Это заявление повергает Оливье в уныние. Но Бернар продолжает:
– Ничего из того, что я мог бы легко написать, меня не прельщает. Суть в том, что фразы легко мне удаются, а я питаю отвращение к ловко составленным фразам. Отсюда не следует, что я люблю трудность ради трудности; но я нахожу, что современные литераторы слишком уж далеки от всяких усилий. Написать роман я не могу: очень мало я знаю жизнь других людей, да и сам еще не жил. Стихи надоели мне. Александрийский стих затаскан до дыр, свободный размер – бесформен. Единственный поэт, способный сейчас доставить мне наслаждение, – Артюр Рембо.
– Именно об этом я пишу в манифесте.
– В таком случае, мне не стоит повторяться. Нет, дружище, я не знаю, буду ли я писать. Мне кажется иногда, что писательское ремесло мешает жить и что можно лучше выражать себя в действиях, чем в словах.
– Произведения искусства суть действия, которые остаются навсегда, – робко осмелился заметить Оливье, но Бернар его не слушал.
– Больше всего Рембо восхищает меня тем, что литературе он предпочел жизнь.
– И продал ее за бесценок.
– Откуда ты знаешь?
– Ах, молчи, старина…
– Никогда нельзя судить о жизни других со стороны.

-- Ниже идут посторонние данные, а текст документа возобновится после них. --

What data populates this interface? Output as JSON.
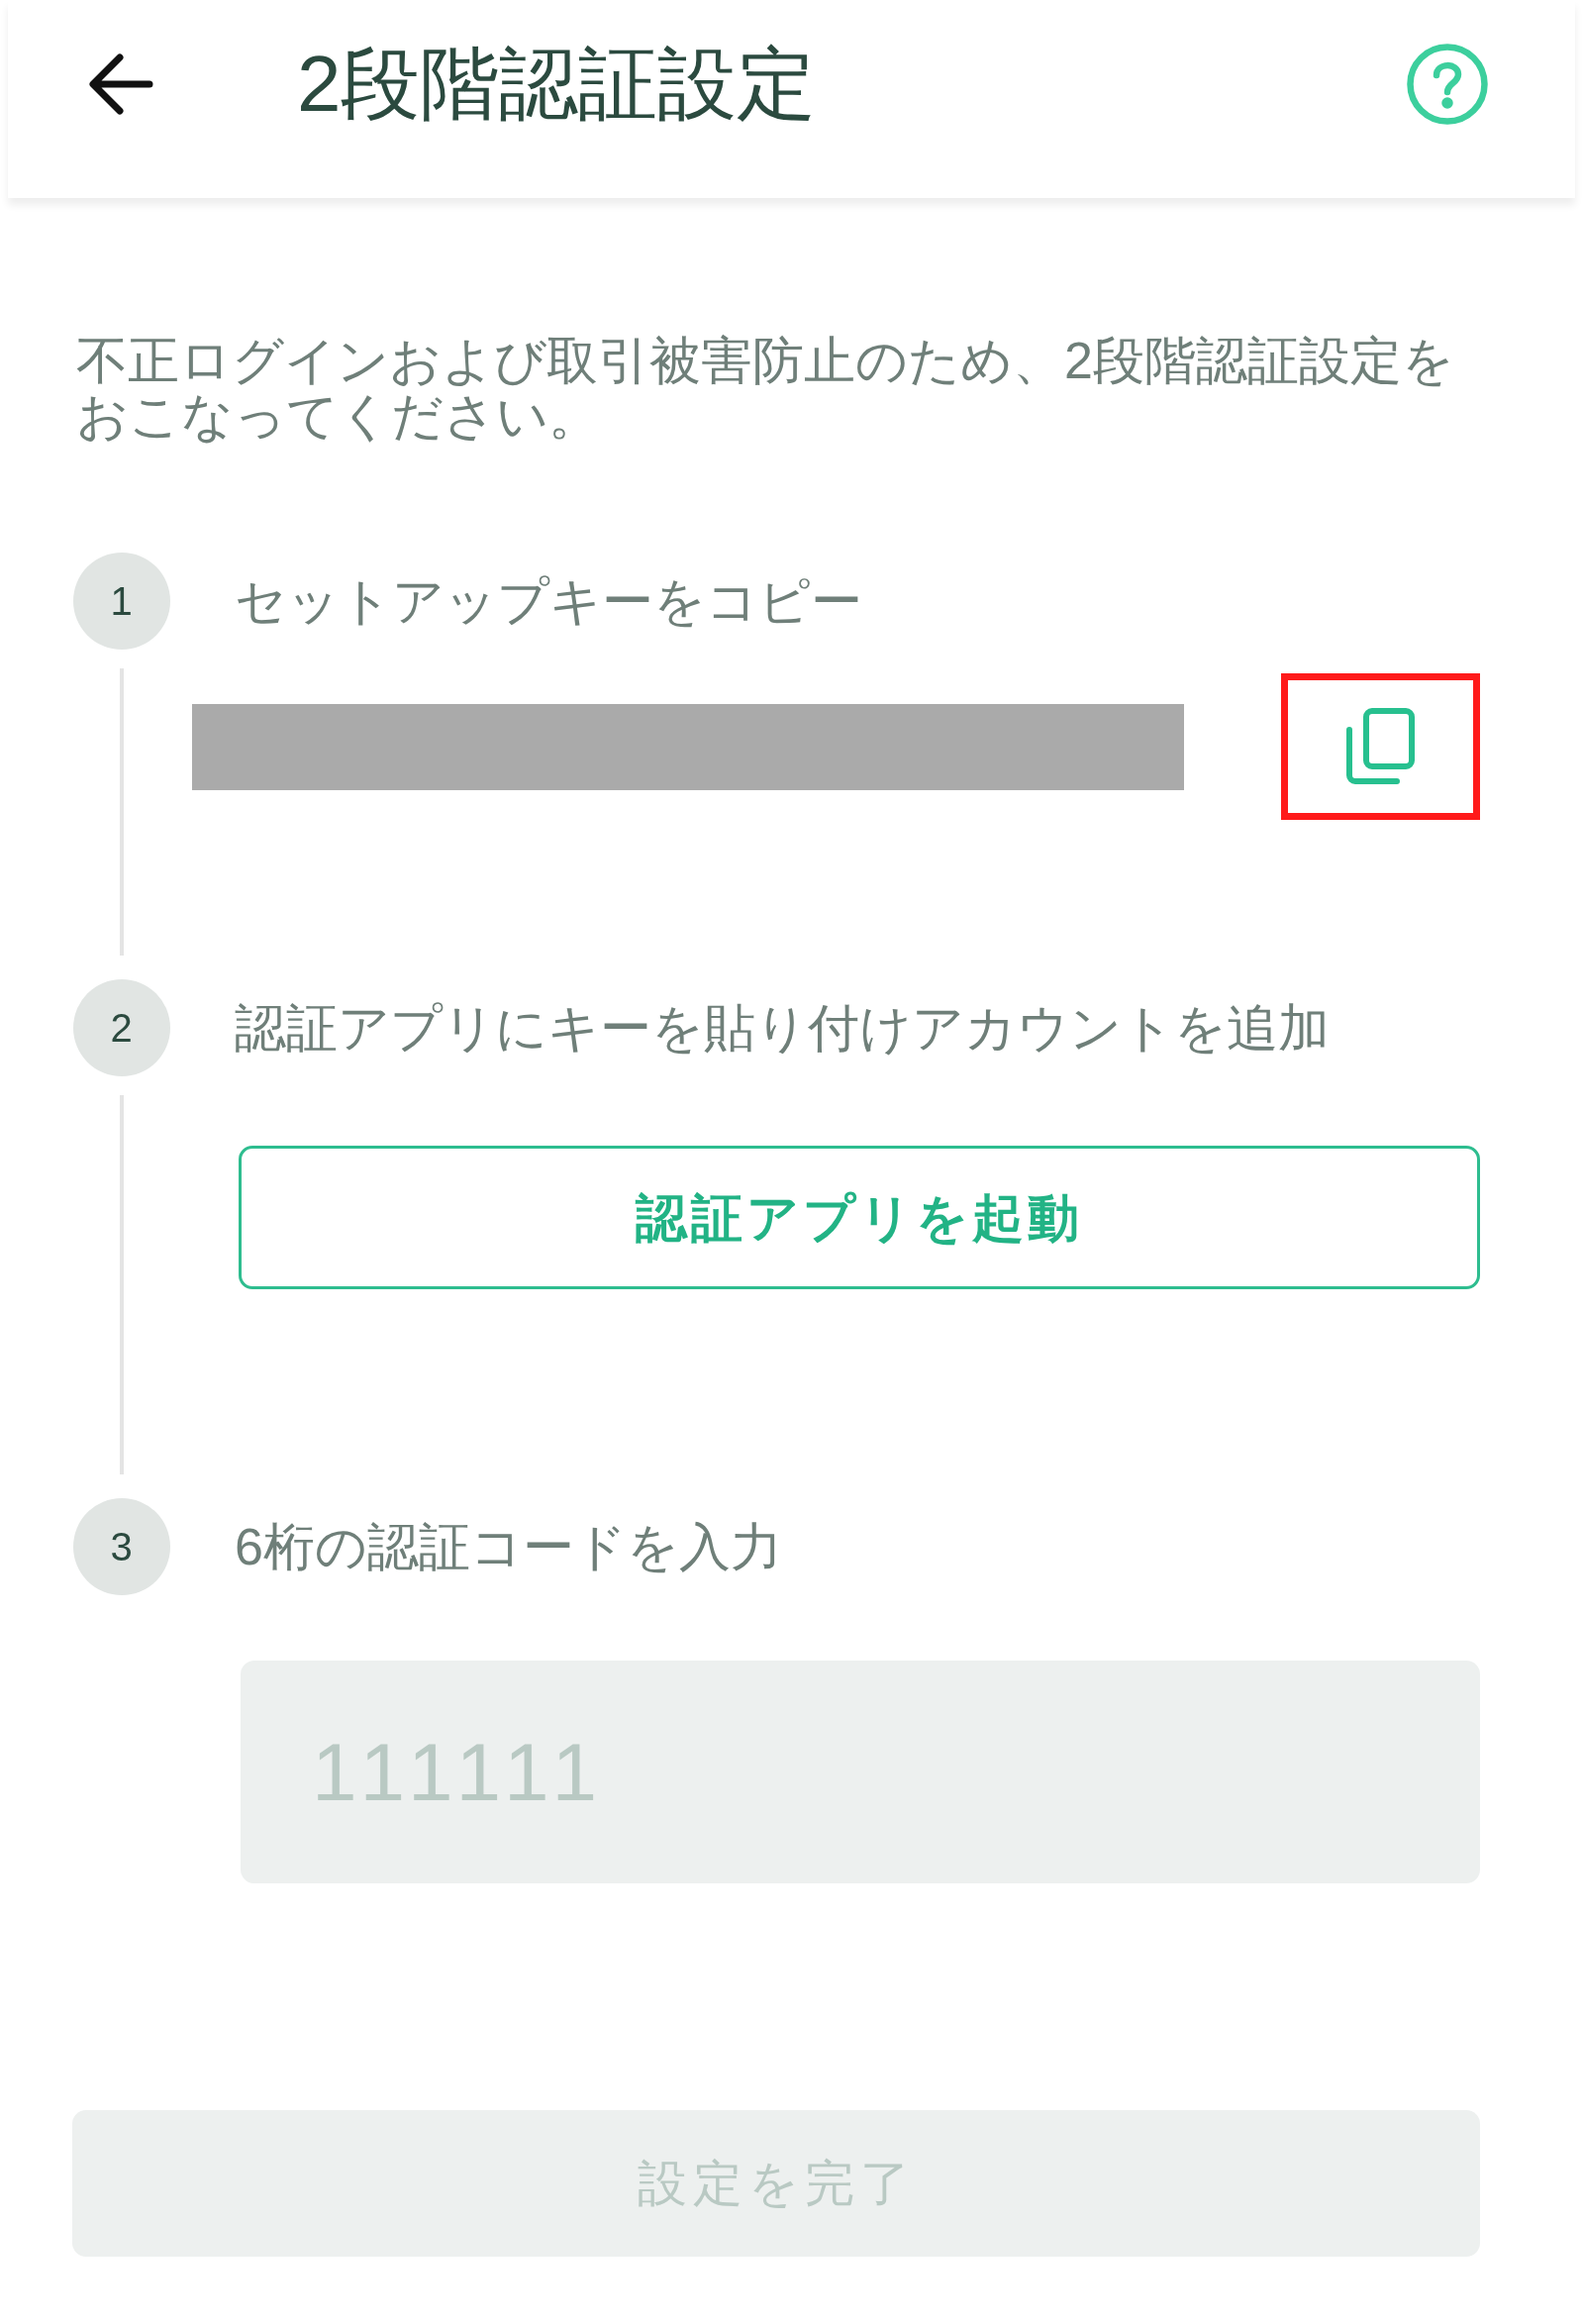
{
  "header": {
    "title": "2段階認証設定"
  },
  "intro": "不正ログインおよび取引被害防止のため、2段階認証設定をおこなってください。",
  "steps": [
    {
      "kind": "copy",
      "number": "1",
      "label": "セットアップキーをコピー",
      "highlighted": true
    },
    {
      "kind": "button",
      "number": "2",
      "label": "認証アプリにキーを貼り付けアカウントを追加",
      "button": "認証アプリを起動"
    },
    {
      "kind": "input",
      "number": "3",
      "label": "6桁の認証コードを入力",
      "placeholder": "111111"
    }
  ],
  "submit": {
    "label": "設定を完了",
    "disabled": true
  }
}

Но допустим даже, что она ему не удалась; он изведал несчастье, нищету, болезнь… Я завидую жизни, которую он прожил; да, даже несмотря на ее жалкий конец, завидую ей больше, чем, скажем, жизни…
Бернар не кончил фразы; он затруднялся выбрать из множества знаменитых современников. Пожав плечами, он продолжал:
– Я смутно ощущаю в душе необыкновенные порывы, своего рода зыбь, движение, волнение, которые мне непонятны, – я не хочу их понимать, не хочу даже видеть, из страха им помешать, прогнать их. Еще не так давно я беспрестанно копался в себе. У меня была привычка постоянно разговаривать с самим собою. Теперь, если бы я даже захотел сделать это, не мог бы. Эта мания исчезла у меня так внезапно, что я даже и не заметил. Мне кажется, что этот монолог, «диалог человека со своей душой», как говорил наш преподаватель, требовал своего рода раздвоения, на которое я уже не способен с того дня, как полюбил больше всего на свете существо, которое отлично от меня.
– Ты имеешь в виду Лауру? – спросил Оливье. – Ты по-прежнему ее любишь?
– Нет, – отвечал Бернар, – с каждым днем люблю ее все больше. Мне кажется, что основным свойством любви является невозможность оставаться неизменной; она обязана расти, иначе пойдет на убыль; в этом ее отличие от дружбы.
– Однако и дружба может ослабевать, – печально заметил Оливье.